Monitoring Website Traffic with a Simple Script

In the world of website management, keeping track of traffic is essential. Monitoring access logs can help you understand the volume of traffic and identify potential issues like DDoS attacks or server overloads. In this article, I will explain a simple yet effective script I wrote to monitor hourly traffic on multiple websites hosted on a server. This script can be particularly useful for anyone managing multiple sites and wanting a quick way to get an overview of traffic patterns.

Why I Wrote This Script

As a website administrator managing multiple domains, I needed a way to quickly assess the number of requests each site received in the last hour. This information is crucial for understanding traffic trends, identifying unusual spikes in traffic, and ensuring the server’s performance remains optimal. By running this script, I can get an immediate count of access requests, allowing me to take action if needed.

The Script Explained

Below is the script I use to monitor the traffic on my websites. For the sake of this article, I have replaced my actual domain paths with example domains to keep it generic and applicable to anyone managing multiple websites.

sudo grep "$(date +"%d/%b/%Y:%H" --date='1 hour ago')" /home/example1/logs/nginx/access.log | wc -l
sudo grep "$(date +"%d/%b/%Y:%H" --date='1 hour ago')" /home/example2/logs/nginx/access.log | wc -l
sudo grep "$(date +"%d/%b/%Y:%H" --date='1 hour ago')" /home/example3/logs/nginx/access.log | wc -l
sudo grep "$(date +"%d/%b/%Y:%H" --date='1 hour ago')" /home/example4/logs/nginx/access.log | wc -l

Breaking Down the Script

Let’s break down what each part of the script does:

  1. Date Command: $(date +"%d/%b/%Y:%H" --date='1 hour ago')
    • This command generates a timestamp for one hour ago, formatted as day/month/year:hour.
    • This format matches the timestamp in NGINX access logs.
  2. Grep Command: sudo grep "$(date +"%d/%b/%Y:%H" --date='1 hour ago')" /home/example1/logs/nginx/access.log
    • sudo grep searches the access log for entries that match the timestamp generated by the date command.
    • It reads the access log file for the specified domain (/home/example1/logs/nginx/access.log).
  3. Count Command: | wc -l
    • This part of the command pipes (|) the output of grep to wc -l.
    • wc -l counts the number of lines returned by grep, which corresponds to the number of access requests in the last hour.

Running the Script

To run this script, simply execute it in your terminal. You can also create a cron job to automate this process and get hourly reports without manual intervention.

Use Case and Benefits

This script is particularly useful for:

  • Website Administrators: Quickly assess the traffic to multiple websites.
  • Security Monitoring: Identify unusual spikes that might indicate a DDoS attack.
  • Performance Tuning: Understand traffic patterns and optimize server resources accordingly.

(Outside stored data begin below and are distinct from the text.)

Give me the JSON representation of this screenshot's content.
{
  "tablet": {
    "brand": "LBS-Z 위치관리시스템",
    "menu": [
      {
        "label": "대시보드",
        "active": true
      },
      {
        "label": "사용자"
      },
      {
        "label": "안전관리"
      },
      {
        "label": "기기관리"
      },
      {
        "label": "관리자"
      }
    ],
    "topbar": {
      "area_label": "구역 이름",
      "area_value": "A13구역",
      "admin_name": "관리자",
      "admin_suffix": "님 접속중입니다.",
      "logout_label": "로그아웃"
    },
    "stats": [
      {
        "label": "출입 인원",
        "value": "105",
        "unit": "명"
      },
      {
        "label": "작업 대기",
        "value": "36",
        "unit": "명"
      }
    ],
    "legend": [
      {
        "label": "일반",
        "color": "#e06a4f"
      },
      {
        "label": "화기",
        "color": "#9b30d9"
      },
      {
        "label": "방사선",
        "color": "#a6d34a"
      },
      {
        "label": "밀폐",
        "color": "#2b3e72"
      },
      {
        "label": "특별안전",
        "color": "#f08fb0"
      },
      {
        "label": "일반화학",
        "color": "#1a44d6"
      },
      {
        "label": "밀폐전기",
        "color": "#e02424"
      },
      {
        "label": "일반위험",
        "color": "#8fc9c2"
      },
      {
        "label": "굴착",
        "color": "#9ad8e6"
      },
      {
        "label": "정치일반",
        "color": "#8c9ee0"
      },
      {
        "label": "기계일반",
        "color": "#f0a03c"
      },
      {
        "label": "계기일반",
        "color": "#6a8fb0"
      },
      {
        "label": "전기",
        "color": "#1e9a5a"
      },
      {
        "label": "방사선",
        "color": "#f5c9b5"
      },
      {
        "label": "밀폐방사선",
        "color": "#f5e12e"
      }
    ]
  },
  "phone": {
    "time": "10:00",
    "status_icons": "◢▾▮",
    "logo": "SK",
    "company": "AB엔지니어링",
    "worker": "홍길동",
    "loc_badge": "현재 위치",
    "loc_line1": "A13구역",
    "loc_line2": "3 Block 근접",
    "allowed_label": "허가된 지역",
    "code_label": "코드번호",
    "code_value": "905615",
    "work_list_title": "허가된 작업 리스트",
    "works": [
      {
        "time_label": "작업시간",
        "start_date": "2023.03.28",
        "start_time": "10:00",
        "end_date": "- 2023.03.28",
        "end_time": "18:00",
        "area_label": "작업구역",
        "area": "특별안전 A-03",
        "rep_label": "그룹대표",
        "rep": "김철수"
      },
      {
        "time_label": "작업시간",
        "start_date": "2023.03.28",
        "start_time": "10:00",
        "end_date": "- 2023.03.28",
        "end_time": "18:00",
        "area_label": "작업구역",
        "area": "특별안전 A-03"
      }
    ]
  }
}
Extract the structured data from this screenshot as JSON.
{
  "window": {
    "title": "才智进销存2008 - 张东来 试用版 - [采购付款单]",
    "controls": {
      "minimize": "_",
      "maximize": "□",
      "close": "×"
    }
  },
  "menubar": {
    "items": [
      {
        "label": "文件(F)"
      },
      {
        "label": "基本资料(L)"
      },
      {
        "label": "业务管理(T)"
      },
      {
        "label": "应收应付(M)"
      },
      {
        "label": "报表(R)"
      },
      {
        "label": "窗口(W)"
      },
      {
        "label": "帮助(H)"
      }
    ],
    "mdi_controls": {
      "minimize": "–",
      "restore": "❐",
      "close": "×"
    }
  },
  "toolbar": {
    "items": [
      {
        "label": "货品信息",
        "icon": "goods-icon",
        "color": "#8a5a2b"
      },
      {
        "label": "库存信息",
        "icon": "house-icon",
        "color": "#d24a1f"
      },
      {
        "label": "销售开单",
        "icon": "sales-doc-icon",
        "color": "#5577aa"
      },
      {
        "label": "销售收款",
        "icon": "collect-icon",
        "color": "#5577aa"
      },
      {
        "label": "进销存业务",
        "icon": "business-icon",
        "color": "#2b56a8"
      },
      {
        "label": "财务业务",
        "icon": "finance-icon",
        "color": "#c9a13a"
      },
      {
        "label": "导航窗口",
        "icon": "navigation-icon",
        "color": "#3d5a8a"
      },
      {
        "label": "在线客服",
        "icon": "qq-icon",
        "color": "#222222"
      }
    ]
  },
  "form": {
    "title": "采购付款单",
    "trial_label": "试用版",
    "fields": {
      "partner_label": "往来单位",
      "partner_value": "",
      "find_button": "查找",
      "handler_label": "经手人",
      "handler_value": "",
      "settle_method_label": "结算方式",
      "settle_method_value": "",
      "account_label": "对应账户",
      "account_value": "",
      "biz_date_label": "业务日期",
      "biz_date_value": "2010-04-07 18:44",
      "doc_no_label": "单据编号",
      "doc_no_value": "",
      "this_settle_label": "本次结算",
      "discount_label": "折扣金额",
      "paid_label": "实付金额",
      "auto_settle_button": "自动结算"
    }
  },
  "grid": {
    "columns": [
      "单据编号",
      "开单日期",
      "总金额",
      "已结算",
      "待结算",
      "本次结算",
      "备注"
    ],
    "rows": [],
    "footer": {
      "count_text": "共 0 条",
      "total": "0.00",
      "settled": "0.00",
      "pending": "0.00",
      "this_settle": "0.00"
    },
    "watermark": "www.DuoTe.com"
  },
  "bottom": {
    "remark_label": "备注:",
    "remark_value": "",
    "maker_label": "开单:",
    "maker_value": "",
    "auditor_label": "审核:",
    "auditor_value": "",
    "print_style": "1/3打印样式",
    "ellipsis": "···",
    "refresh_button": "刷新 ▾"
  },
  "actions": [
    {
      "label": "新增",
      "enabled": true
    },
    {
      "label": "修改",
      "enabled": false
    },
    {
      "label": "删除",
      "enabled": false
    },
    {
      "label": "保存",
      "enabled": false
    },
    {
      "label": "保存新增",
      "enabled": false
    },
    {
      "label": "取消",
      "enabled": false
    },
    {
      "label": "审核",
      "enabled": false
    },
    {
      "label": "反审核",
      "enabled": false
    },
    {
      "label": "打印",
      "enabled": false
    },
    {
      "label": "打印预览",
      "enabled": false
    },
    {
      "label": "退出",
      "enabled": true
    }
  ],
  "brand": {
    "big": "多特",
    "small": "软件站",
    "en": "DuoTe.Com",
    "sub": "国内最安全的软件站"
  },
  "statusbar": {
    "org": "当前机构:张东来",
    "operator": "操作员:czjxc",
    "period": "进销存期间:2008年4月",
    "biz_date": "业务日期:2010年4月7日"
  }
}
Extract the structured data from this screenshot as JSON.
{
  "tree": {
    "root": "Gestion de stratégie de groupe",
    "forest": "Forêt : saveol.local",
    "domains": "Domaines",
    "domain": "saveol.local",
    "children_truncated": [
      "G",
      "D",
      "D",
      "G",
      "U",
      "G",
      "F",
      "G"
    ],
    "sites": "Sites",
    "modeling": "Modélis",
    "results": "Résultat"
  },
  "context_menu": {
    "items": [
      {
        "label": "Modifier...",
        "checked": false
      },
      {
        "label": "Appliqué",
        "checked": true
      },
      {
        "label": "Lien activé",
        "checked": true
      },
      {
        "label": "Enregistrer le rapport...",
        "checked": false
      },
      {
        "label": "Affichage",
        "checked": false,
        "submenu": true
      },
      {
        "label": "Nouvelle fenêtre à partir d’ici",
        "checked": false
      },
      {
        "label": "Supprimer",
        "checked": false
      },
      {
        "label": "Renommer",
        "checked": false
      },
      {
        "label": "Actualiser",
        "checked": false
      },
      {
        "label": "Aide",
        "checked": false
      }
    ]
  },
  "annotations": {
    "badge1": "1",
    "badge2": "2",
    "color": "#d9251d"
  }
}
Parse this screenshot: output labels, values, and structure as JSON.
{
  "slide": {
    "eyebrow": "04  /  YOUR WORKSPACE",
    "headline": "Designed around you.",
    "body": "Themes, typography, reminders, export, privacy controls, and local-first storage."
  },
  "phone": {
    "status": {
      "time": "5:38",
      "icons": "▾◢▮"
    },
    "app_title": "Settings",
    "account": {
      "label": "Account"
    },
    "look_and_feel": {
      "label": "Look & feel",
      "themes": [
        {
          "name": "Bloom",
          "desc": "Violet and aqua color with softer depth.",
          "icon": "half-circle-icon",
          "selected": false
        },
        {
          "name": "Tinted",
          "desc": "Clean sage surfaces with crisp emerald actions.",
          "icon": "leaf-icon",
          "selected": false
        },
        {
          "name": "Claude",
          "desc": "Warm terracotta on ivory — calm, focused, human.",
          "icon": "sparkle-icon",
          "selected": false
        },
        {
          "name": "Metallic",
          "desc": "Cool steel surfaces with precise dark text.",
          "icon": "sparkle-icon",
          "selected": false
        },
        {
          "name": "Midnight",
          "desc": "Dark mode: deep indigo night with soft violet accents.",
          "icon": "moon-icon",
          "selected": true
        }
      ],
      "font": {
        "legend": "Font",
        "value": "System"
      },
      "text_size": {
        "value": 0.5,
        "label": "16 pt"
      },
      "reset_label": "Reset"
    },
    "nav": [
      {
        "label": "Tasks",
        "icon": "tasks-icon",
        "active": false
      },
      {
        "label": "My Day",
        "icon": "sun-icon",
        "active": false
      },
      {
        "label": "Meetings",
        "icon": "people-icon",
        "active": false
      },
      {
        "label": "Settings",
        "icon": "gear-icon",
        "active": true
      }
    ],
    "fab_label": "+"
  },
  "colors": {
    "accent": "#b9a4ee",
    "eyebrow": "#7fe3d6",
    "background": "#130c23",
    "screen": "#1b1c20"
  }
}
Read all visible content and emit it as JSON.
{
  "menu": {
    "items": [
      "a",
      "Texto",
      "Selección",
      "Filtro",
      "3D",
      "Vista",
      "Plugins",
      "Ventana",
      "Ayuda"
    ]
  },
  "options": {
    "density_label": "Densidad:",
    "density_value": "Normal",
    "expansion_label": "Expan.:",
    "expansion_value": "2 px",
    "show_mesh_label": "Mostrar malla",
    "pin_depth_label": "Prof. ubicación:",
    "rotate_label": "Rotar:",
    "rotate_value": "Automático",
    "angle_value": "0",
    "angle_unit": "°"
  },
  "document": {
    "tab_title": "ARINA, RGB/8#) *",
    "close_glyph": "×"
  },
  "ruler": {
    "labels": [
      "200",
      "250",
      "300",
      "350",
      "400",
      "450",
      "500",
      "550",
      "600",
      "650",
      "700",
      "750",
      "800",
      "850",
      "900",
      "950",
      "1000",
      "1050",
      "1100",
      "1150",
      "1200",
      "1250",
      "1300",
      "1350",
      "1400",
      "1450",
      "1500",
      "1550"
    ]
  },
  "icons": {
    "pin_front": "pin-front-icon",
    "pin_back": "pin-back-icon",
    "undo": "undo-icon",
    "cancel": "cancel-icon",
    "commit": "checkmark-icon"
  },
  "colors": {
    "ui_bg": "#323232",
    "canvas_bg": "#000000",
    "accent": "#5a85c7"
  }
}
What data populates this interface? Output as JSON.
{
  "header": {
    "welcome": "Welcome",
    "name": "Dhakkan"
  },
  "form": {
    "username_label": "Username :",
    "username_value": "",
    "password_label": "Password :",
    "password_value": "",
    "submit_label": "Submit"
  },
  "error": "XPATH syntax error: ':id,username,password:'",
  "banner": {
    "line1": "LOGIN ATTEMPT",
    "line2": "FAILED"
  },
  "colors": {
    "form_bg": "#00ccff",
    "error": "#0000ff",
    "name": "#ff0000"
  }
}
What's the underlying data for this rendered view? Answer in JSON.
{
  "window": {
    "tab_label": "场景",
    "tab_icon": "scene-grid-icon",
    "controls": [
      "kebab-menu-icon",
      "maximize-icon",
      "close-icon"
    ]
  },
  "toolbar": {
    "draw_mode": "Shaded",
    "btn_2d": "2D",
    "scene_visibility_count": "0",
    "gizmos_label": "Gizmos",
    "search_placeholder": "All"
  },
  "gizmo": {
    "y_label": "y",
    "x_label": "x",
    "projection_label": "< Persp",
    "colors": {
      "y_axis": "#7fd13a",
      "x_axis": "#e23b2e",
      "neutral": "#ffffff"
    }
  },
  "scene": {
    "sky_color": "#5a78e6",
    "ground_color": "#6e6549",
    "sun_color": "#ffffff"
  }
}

By monitoring your traffic hourly, you can proactively manage your server’s performance and security. This simple script provides immediate insights without the need for complex monitoring tools.


I hope this script helps you manage your websites more effectively. It has certainly made my job easier by providing quick, actionable insights into my server’s traffic. If you have any questions or suggestions, feel free to reach out. Does this script help you manage your website traffic? Let me know how it works for you!

Feel free to customize the script and article to better fit your specific needs and environments. Happy monitoring!